ARCHIVE | ‹‹ return to main site



print this page | email this page | join mailing list
Bush Administration to Extend Health Coverage to Fetuses but Not to Pregnant Women

- Today, the Center for Reproductive Rights took aim at the Bush administration’s proposal to extend health care to fertilized eggs, rather than directly to pregnant women under the State Children’s Health Insurance Program (SCHIP).
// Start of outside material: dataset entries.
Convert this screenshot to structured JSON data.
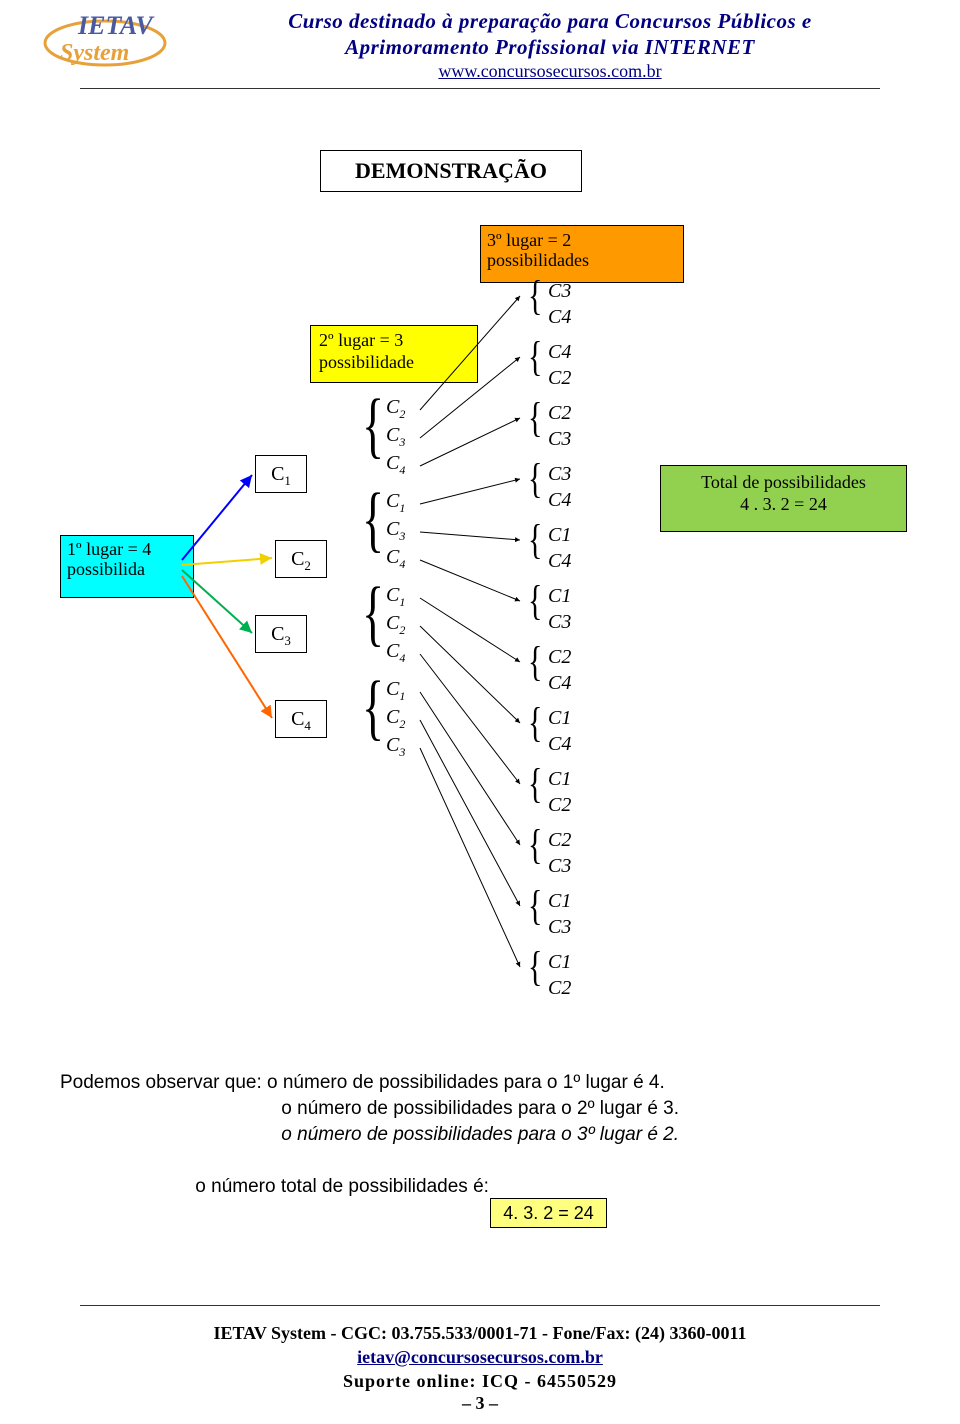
{
  "header": {
    "title_l1": "Curso destinado à preparação para Concursos Públicos e",
    "title_l2": "Aprimoramento Profissional via INTERNET",
    "link": "www.concursosecursos.com.br",
    "logo_text_top": "IETAV",
    "logo_text_bottom": "System",
    "logo_primary": "#4a5aa0",
    "logo_accent": "#e8a038"
  },
  "boxes": {
    "demo": "DEMONSTRAÇÃO",
    "orange_l1": "3º lugar = 2",
    "orange_l2": "possibilidades",
    "yellow_l1": "2º lugar = 3",
    "yellow_l2": "possibilidade",
    "cyan_l1": "1º lugar = 4",
    "cyan_l2": "possibilida",
    "green_l1": "Total de possibilidades",
    "green_l2": "4 . 3. 2 = 24"
  },
  "level1": [
    "C₁",
    "C₂",
    "C₃",
    "C₄"
  ],
  "level2": [
    [
      "C₂",
      "C₃",
      "C₄"
    ],
    [
      "C₁",
      "C₃",
      "C₄"
    ],
    [
      "C₁",
      "C₂",
      "C₄"
    ],
    [
      "C₁",
      "C₂",
      "C₃"
    ]
  ],
  "level3": [
    "C3",
    "C4",
    "C4",
    "C2",
    "C2",
    "C3",
    "C3",
    "C4",
    "C1",
    "C4",
    "C1",
    "C3",
    "C2",
    "C4",
    "C1",
    "C4",
    "C1",
    "C2",
    "C2",
    "C3",
    "C1",
    "C3",
    "C1",
    "C2"
  ],
  "explain": {
    "intro": "Podemos observar que:",
    "p1": "o número de possibilidades para o 1º lugar é 4.",
    "p2": "o número de possibilidades para o 2º lugar é 3.",
    "p3": "o número de possibilidades para o 3º lugar é 2.",
    "total_label": "o número total de possibilidades é:",
    "total_value": "4. 3. 2 = 24"
  },
  "footer": {
    "l1": "IETAV System - CGC: 03.755.533/0001-71 - Fone/Fax: (24) 3360-0011",
    "mail": "ietav@concursosecursos.com.br",
    "icq": "Suporte online: ICQ - 64550529",
    "page": "– 3 –"
  },
  "colors": {
    "arrow_blue": "#0000ff",
    "arrow_yellow": "#f0d000",
    "arrow_green": "#00b050",
    "arrow_orange": "#ff6600",
    "line_black": "#000000"
  }
}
The proposed regulations for the Department of Health and Human Services, an agency run by abortion opponent Tommy Thompson, would classify the fetus as an "unborn child," and would expand coverage to "an individual under the age of 19 including the period from conception to birth."

In comments opposing the proposed regulations, the Center for Reproductive Rights charges that the plan is nothing less than an underhanded way for the Bush administration to chip away at women’s right to choose as guaranteed by Roe v. Wade.
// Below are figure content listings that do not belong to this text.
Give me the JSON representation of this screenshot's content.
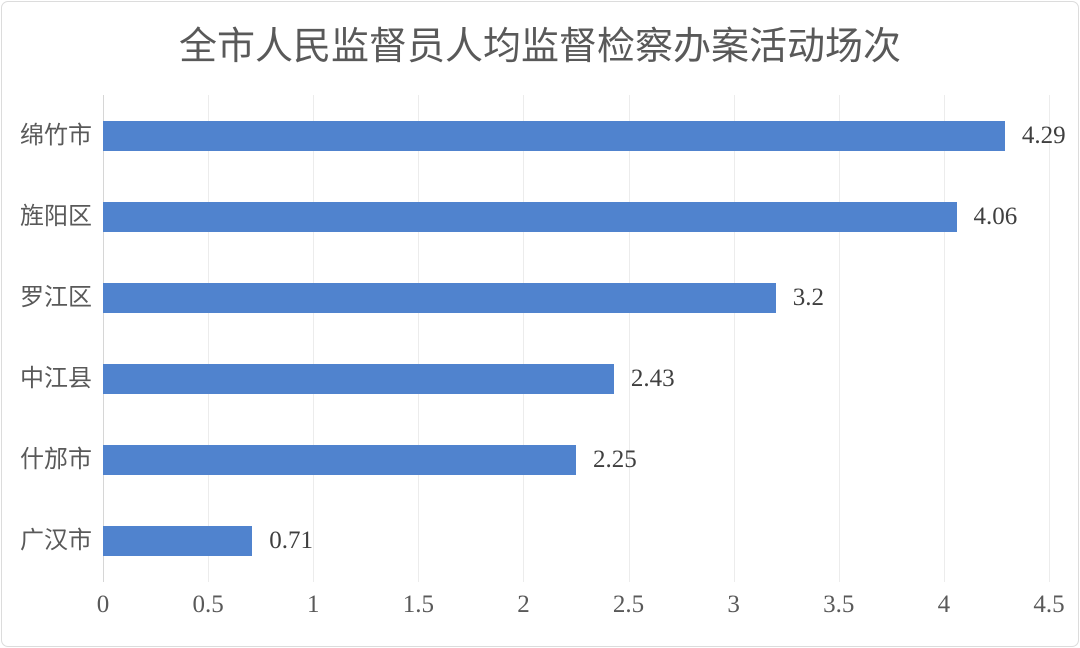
{
  "chart_data": {
    "type": "bar",
    "orientation": "horizontal",
    "title": "全市人民监督员人均监督检察办案活动场次",
    "categories": [
      "绵竹市",
      "旌阳区",
      "罗江区",
      "中江县",
      "什邡市",
      "广汉市"
    ],
    "values": [
      4.29,
      4.06,
      3.2,
      2.43,
      2.25,
      0.71
    ],
    "data_labels": [
      "4.29",
      "4.06",
      "3.2",
      "2.43",
      "2.25",
      "0.71"
    ],
    "x_ticks": [
      "0",
      "0.5",
      "1",
      "1.5",
      "2",
      "2.5",
      "3",
      "3.5",
      "4",
      "4.5"
    ],
    "xlim": [
      0,
      4.5
    ],
    "xlabel": "",
    "ylabel": "",
    "grid": true,
    "legend": "none",
    "colors": {
      "bar": "#5083CE",
      "title": "#595959",
      "category_label": "#595959",
      "data_label": "#3F3F3F",
      "tick_label": "#595959",
      "gridline": "#ECECEC",
      "axis_line": "#D6D6D6",
      "frame_border": "#DCDCDC",
      "background": "#FFFFFF"
    }
  }
}
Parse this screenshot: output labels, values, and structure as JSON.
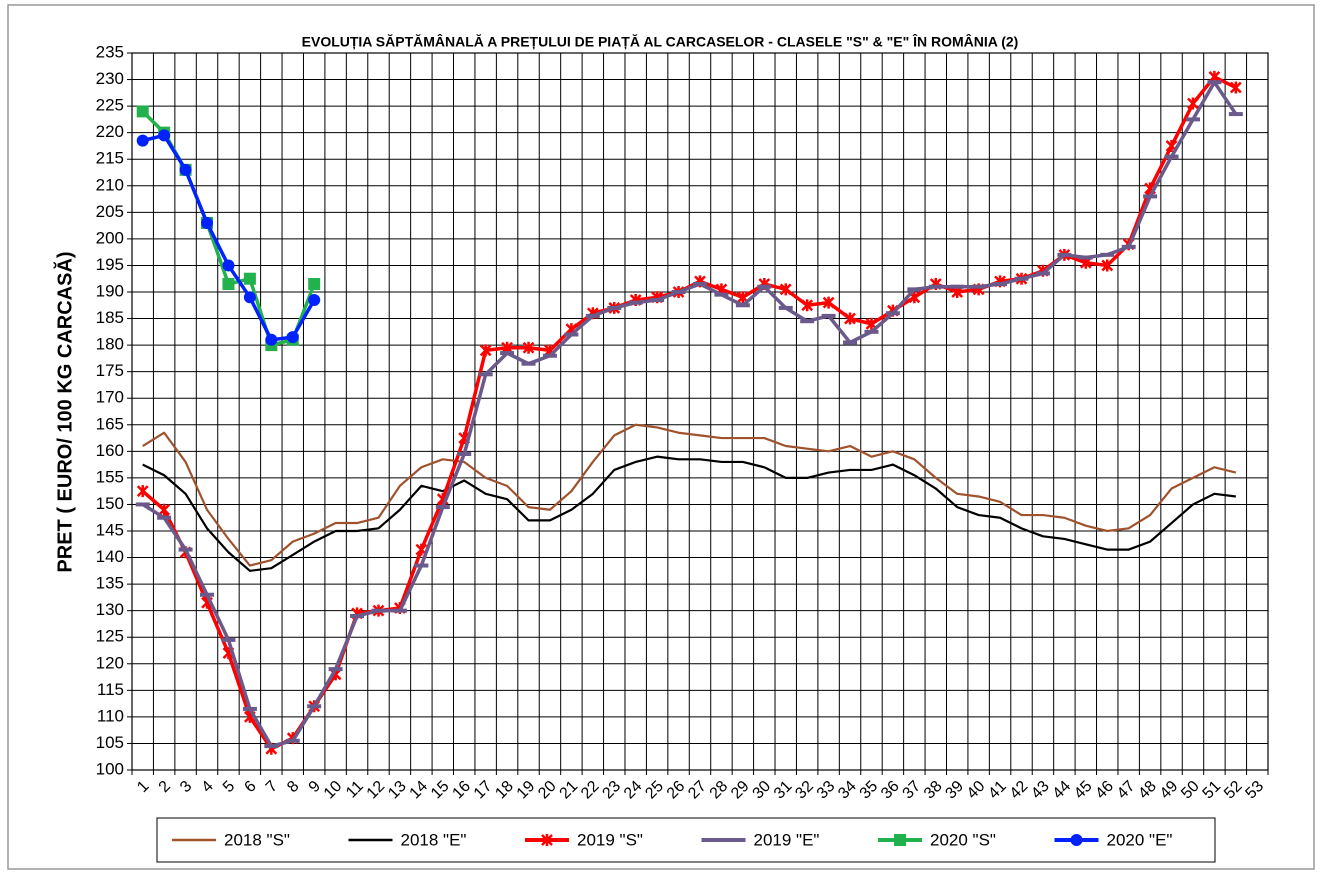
{
  "chart_data": {
    "type": "line",
    "title": "EVOLUȚIA SĂPTĂMÂNALĂ A PREȚULUI  DE PIAȚĂ  AL CARCASELOR  - CLASELE \"S\" & \"E\"  ÎN ROMÂNIA (2)",
    "y_label": "PRET ( EURO/ 100 KG CARCASĂ)",
    "categories": [
      "1",
      "2",
      "3",
      "4",
      "5",
      "6",
      "7",
      "8",
      "9",
      "10",
      "11",
      "12",
      "13",
      "14",
      "15",
      "16",
      "17",
      "18",
      "19",
      "20",
      "21",
      "22",
      "23",
      "24",
      "25",
      "26",
      "27",
      "28",
      "29",
      "30",
      "31",
      "32",
      "33",
      "34",
      "35",
      "36",
      "37",
      "38",
      "39",
      "40",
      "41",
      "42",
      "43",
      "44",
      "45",
      "46",
      "47",
      "48",
      "49",
      "50",
      "51",
      "52",
      "53"
    ],
    "ylim": [
      100,
      235
    ],
    "yticks": [
      100,
      105,
      110,
      115,
      120,
      125,
      130,
      135,
      140,
      145,
      150,
      155,
      160,
      165,
      170,
      175,
      180,
      185,
      190,
      195,
      200,
      205,
      210,
      215,
      220,
      225,
      230,
      235
    ],
    "grid": true,
    "legend": "bottom",
    "series": [
      {
        "name": "2018 \"S\"",
        "color": "#a0522d",
        "marker": "none",
        "values": [
          161,
          163.5,
          158,
          149,
          143.5,
          138.5,
          139.5,
          143,
          144.5,
          146.5,
          146.5,
          147.5,
          153.5,
          157,
          158.5,
          158,
          155,
          153.5,
          149.5,
          149,
          152.5,
          158,
          163,
          165,
          164.5,
          163.5,
          163,
          162.5,
          162.5,
          162.5,
          161,
          160.5,
          160,
          161,
          159,
          160,
          158.5,
          155,
          152,
          151.5,
          150.5,
          148,
          148,
          147.5,
          146,
          145,
          145.5,
          148,
          153,
          155,
          157,
          156,
          null
        ]
      },
      {
        "name": "2018 \"E\"",
        "color": "#000000",
        "marker": "none",
        "values": [
          157.5,
          155.5,
          152,
          145.5,
          141,
          137.5,
          138,
          140.5,
          143,
          145,
          145,
          145.5,
          149,
          153.5,
          152.5,
          154.5,
          152,
          151,
          147,
          147,
          149,
          152,
          156.5,
          158,
          159,
          158.5,
          158.5,
          158,
          158,
          157,
          155,
          155,
          156,
          156.5,
          156.5,
          157.5,
          155.5,
          153,
          149.5,
          148,
          147.5,
          145.5,
          144,
          143.5,
          142.5,
          141.5,
          141.5,
          143,
          146.5,
          150,
          152,
          151.5,
          null
        ]
      },
      {
        "name": "2019 \"S\"",
        "color": "#ff0000",
        "marker": "x",
        "values": [
          152.5,
          149,
          141,
          131.5,
          122,
          110,
          104,
          106,
          112,
          118,
          129.5,
          130,
          130.5,
          141.5,
          151,
          162.5,
          179,
          179.5,
          179.5,
          179,
          183,
          186,
          187,
          188.5,
          189,
          190,
          192,
          190.5,
          189,
          191.5,
          190.5,
          187.5,
          188,
          185,
          184,
          186.5,
          189,
          191.5,
          190,
          190.5,
          192,
          192.5,
          194,
          197,
          195.5,
          195,
          199,
          209.5,
          217.5,
          225.5,
          230.5,
          228.5,
          null
        ]
      },
      {
        "name": "2019 \"E\"",
        "color": "#6a5a8c",
        "marker": "dash",
        "values": [
          150,
          147.5,
          141.5,
          133,
          124.5,
          111.5,
          104.5,
          105.5,
          112,
          119,
          129,
          130,
          130,
          138.5,
          149.5,
          159.5,
          174.5,
          178.5,
          176.5,
          178,
          182,
          185.5,
          187,
          188,
          188.5,
          190,
          191.5,
          189.5,
          187.5,
          191,
          187,
          184.5,
          185.5,
          180.5,
          182.5,
          186,
          190.5,
          191,
          191,
          191,
          191.5,
          192.5,
          193.5,
          197,
          196.5,
          197,
          198.5,
          208,
          215.5,
          222.5,
          229.5,
          223.5,
          null
        ]
      },
      {
        "name": "2020 \"S\"",
        "color": "#22b14c",
        "marker": "square",
        "values": [
          224,
          220,
          213,
          203,
          191.5,
          192.5,
          180,
          181,
          191.5,
          null,
          null,
          null,
          null,
          null,
          null,
          null,
          null,
          null,
          null,
          null,
          null,
          null,
          null,
          null,
          null,
          null,
          null,
          null,
          null,
          null,
          null,
          null,
          null,
          null,
          null,
          null,
          null,
          null,
          null,
          null,
          null,
          null,
          null,
          null,
          null,
          null,
          null,
          null,
          null,
          null,
          null,
          null,
          null
        ]
      },
      {
        "name": "2020 \"E\"",
        "color": "#0022ff",
        "marker": "circle",
        "values": [
          218.5,
          219.5,
          213,
          203,
          195,
          189,
          181,
          181.5,
          188.5,
          null,
          null,
          null,
          null,
          null,
          null,
          null,
          null,
          null,
          null,
          null,
          null,
          null,
          null,
          null,
          null,
          null,
          null,
          null,
          null,
          null,
          null,
          null,
          null,
          null,
          null,
          null,
          null,
          null,
          null,
          null,
          null,
          null,
          null,
          null,
          null,
          null,
          null,
          null,
          null,
          null,
          null,
          null,
          null
        ]
      }
    ]
  }
}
"By describing prenatal care as health care for the fetus, the Bush administration leaves the woman out of the equation altogether," said Priscilla Smith, acting director of the Center for Reproductive Rights' domestic program. "The administration has spent more time looking for ways to serve their anti-choice agenda than taking serious action to improve the health of women and babies."
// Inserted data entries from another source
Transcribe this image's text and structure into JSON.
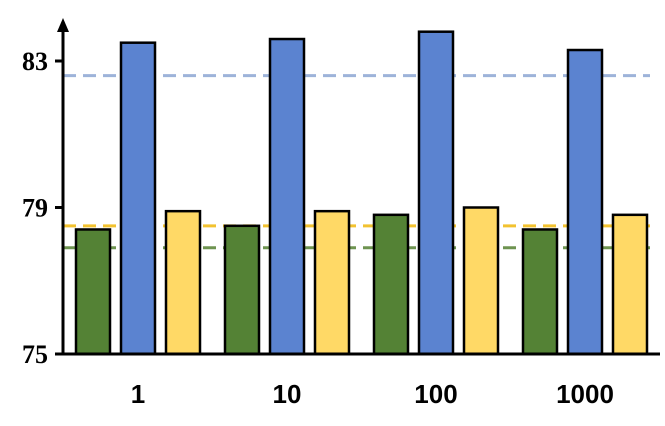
{
  "chart_data": {
    "type": "bar",
    "categories": [
      "1",
      "10",
      "100",
      "1000"
    ],
    "series": [
      {
        "color": "#548235",
        "values": [
          78.4,
          78.5,
          78.8,
          78.4
        ]
      },
      {
        "color": "#5B83D0",
        "values": [
          83.5,
          83.6,
          83.8,
          83.3
        ]
      },
      {
        "color": "#FFD966",
        "values": [
          78.9,
          78.9,
          79.0,
          78.8
        ]
      }
    ],
    "reference_lines": [
      {
        "color": "#9DB3D9",
        "y": 82.6
      },
      {
        "color": "#F2C230",
        "y": 78.5
      },
      {
        "color": "#6E9450",
        "y": 77.9
      }
    ],
    "ylim": [
      75,
      84.5
    ],
    "yticks": [
      75,
      79,
      83
    ],
    "ytick_labels": [
      "75",
      "79",
      "83"
    ],
    "xlabel": "",
    "ylabel": "",
    "title": "",
    "grid": false,
    "legend": "none"
  }
}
Administration officials have touted the regulations as the quickest means to provide low-income pregnant women with access to prenatal care, yet there are other more effective and far less inflammatory ways to do so. For example, the administration could support bipartisan legislation currently before Congress that would extend SCHIP coverage to pregnant women. Second, states can already request coverage for pregnant women by applying to the federal government for a waiver without the need to designate the fetus as an "unborn child". The Bush administration controls the waiver process and, up until now, has dragged its feet in expediting states’ requests to expand SCHIP coverage.

"If the administration was really serious about improving women’s health and birth outcomes, and reducing documented disparities in health care based on race and ethnicity as they claim, they would adopt one of these superior proposals to increase health insurance coverage for prenatal care," said Smith.

The Center for Reproductive Rights' proposal for improving women’s health calls for increasing coverage of reproductive healthcare to reduce maternal mortality and morbidity and infant mortality, while at the same time respecting a woman’s right to choose when and how many children she wants to conceive.